My answer is similar to the one given for this other question.
If you are mainly using the data for backtesting, there's very little reason to store the data in a MySQL database. The data generally follows a write-once, read-many (WORM) pattern, with no need for ACID semantics. You also don't have to enforce referential integrity on most of the data. If you want to do so for the parts relating to the instrument definitions (e.g. underlying, strike price, expiration date, put/call), you can split out only the definitions and put those in a MySQL database.

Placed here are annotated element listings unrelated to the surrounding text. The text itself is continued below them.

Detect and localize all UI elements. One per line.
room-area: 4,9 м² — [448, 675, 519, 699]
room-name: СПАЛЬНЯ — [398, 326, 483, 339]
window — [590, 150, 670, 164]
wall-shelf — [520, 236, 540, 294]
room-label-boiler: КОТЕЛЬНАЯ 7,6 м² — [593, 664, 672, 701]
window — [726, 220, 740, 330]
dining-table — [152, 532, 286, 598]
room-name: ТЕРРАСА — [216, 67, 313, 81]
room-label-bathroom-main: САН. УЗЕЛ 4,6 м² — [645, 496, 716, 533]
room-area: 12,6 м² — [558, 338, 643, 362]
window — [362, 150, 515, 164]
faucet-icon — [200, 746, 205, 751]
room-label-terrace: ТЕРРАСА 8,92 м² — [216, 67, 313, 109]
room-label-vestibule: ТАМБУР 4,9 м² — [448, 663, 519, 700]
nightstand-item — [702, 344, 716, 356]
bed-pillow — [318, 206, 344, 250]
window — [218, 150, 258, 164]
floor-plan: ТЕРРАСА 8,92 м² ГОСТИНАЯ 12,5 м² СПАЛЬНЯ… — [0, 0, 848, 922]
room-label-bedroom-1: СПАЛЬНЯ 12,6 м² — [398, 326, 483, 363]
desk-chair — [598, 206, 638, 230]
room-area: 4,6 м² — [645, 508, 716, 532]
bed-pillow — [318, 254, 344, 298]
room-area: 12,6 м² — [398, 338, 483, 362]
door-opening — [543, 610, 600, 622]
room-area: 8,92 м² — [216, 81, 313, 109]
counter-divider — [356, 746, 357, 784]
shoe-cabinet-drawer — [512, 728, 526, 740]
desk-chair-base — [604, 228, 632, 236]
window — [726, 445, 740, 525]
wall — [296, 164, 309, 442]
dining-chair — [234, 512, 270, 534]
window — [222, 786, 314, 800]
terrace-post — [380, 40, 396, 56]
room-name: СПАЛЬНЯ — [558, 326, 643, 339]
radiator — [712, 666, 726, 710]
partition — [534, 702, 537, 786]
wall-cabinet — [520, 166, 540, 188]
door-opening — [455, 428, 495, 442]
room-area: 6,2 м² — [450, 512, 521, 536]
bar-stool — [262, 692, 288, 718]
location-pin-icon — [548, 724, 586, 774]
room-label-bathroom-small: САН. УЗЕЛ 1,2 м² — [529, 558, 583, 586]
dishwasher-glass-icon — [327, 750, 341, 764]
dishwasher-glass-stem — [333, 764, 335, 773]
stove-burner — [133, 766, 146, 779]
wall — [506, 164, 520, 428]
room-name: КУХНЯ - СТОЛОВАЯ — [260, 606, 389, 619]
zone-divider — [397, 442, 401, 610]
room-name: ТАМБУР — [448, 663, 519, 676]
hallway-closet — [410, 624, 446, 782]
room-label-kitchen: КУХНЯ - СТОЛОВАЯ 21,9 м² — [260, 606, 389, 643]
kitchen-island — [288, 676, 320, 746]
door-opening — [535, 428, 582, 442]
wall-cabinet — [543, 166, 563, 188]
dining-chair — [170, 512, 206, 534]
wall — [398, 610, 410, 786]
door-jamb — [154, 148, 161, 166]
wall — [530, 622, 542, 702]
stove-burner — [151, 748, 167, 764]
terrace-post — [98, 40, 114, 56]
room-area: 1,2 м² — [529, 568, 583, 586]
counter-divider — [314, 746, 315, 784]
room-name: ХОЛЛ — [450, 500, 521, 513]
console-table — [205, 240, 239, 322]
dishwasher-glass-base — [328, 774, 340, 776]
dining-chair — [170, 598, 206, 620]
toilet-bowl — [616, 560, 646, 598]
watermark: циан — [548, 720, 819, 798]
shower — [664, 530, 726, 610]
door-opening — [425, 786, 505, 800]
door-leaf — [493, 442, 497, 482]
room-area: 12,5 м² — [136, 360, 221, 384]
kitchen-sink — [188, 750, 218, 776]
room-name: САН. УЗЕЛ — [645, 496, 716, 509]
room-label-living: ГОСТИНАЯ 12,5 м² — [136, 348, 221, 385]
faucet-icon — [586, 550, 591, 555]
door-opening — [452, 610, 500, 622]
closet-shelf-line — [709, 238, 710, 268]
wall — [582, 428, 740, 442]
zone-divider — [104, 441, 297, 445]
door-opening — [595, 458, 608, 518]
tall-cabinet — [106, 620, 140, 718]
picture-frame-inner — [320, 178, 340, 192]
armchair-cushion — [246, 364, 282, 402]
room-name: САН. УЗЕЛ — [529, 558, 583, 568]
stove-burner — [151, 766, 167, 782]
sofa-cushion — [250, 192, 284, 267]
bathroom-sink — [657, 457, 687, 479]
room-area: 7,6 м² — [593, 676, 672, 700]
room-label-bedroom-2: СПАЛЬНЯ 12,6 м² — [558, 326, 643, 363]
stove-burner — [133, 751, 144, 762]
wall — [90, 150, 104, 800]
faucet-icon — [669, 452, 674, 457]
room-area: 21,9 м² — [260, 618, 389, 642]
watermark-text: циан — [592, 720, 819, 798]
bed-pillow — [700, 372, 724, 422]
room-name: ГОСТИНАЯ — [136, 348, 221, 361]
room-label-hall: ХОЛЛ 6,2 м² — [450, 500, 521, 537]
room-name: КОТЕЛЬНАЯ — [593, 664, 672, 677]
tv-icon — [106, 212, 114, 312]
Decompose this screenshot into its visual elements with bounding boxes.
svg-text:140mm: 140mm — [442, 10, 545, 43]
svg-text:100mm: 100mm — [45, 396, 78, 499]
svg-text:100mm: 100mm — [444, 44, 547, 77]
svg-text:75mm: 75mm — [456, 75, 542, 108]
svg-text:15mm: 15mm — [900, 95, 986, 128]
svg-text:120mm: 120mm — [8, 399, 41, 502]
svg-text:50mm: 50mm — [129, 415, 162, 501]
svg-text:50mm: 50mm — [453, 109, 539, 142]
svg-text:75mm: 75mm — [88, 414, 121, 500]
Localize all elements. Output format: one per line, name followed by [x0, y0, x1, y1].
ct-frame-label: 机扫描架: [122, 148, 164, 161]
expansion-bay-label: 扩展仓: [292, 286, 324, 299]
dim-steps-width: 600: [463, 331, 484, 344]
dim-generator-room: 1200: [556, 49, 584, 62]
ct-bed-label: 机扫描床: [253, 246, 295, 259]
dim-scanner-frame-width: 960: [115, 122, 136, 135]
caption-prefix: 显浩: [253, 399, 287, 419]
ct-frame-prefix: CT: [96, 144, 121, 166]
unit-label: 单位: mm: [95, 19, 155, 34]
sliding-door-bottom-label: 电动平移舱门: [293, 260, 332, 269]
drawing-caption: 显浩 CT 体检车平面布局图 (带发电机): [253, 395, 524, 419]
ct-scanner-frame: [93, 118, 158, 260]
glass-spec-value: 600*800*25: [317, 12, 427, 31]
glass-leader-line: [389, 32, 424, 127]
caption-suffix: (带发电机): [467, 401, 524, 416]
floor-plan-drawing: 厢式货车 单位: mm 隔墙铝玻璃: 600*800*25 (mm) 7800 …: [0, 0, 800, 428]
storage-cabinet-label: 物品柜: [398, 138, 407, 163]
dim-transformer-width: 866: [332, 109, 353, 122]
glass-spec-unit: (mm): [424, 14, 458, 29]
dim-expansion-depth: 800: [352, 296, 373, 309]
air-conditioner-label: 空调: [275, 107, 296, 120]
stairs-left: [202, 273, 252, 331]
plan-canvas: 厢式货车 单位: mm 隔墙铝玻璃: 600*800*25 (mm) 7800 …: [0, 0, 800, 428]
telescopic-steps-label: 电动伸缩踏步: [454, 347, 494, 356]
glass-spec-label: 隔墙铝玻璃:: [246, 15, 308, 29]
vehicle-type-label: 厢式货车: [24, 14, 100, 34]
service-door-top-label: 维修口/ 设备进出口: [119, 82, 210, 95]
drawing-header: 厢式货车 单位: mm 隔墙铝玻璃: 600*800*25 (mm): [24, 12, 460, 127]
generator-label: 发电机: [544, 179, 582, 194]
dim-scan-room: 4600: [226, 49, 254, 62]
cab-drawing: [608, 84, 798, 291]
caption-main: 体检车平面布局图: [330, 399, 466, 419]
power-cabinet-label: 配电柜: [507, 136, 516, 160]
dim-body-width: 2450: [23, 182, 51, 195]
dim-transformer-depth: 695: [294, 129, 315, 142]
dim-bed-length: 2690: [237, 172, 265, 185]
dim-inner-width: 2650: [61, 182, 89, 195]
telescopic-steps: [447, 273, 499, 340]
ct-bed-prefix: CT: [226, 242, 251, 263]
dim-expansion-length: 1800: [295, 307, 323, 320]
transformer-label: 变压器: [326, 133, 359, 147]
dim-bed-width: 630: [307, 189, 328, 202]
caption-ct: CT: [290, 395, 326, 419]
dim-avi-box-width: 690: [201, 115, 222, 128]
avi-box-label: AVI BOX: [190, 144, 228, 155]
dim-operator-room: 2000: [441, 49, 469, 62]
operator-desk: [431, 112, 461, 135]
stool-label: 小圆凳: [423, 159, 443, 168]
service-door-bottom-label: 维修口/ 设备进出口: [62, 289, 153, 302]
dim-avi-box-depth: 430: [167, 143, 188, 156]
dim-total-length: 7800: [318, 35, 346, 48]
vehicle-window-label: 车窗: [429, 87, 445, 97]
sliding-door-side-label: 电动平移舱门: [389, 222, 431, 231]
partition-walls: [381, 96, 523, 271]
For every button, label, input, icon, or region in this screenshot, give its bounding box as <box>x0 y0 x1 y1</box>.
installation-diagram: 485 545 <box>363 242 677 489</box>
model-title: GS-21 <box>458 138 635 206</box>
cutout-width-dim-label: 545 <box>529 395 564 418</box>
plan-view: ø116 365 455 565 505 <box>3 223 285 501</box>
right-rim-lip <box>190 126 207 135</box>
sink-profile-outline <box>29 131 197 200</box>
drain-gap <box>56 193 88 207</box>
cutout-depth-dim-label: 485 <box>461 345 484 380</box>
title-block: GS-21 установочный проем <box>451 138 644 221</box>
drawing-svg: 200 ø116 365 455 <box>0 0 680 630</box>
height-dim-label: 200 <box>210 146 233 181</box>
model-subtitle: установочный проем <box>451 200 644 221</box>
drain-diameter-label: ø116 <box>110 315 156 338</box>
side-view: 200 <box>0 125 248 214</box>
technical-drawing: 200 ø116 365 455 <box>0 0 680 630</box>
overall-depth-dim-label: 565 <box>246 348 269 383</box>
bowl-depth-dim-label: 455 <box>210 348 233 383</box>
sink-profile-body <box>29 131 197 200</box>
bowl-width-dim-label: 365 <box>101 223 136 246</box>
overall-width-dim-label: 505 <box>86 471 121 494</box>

Generally I see people storing the data in a MySQL database only because of (1) limited experience with other storage formats and tools, (2) excess exposure to MySQL because of non-financial or web development background. It is reasonable to start with MySQL because it is a tool you're familiar with, but once you start running into performance constraints here, it would be one of the most obvious pieces in your stack to optimize away.
If you still want to use a DBMS for this use case so you don't have to write custom routines for processing the data, I would suggest something like Clickhouse, which I've had good experience with. It doesn't have the cost or licensing limitations that come with kdb or Vertica, and is definitely more suited for the use case than InfluxDB. ~2B+ records is actually fairly small, as there are production Clickhouse deployments that run queries and materialized views on a dataset that is growing by 6 million entries per second.
Another observation is that you're storing all of that data in 1 single, large table with 1 field identifying the ticker. This is often an anti-pattern for this use case because:
- Options data is fairly sparse - there are a large number of tickers over which most have very few entries.
- You almost never have a strategy that needs to backtest over all or most of the tickers at once.
Often, it will make more sense to split the data into smaller tables, e.g. 1 per instrument. On paper this will seem unintuitive because you have to pay linear time to merge the smaller sorted tables back together and recompose the set of tickers. However it is generally more efficient than keeping the data in 1 large table and filtering/discarding entries from the table. This is driven by practical considerations:
- The number of entries of interest is small relative to the total number of entries.
- You're saving significant I/O cost which will dominate the processing time for this type of workload.
Of course, 1 "table" per instrument could be hard to administrate whether in a DBMS or in flat files in a file system, so you may want to come up with some kind of "sharding" strategy, e.g. distribute the data by some hash of the ticker, so you end up with a more manageable number of "tables", say, something in the order of 16 to 1024. The most naive hashing strategy is to split them by the first character of the ticker. Another naive hashing strategy is to split by length of the ticker.
Note: At my day job, we store full order book data for markets with billions of records per day per market. My suggestions are motivated by experience managing petabyte-scale deployments for such data.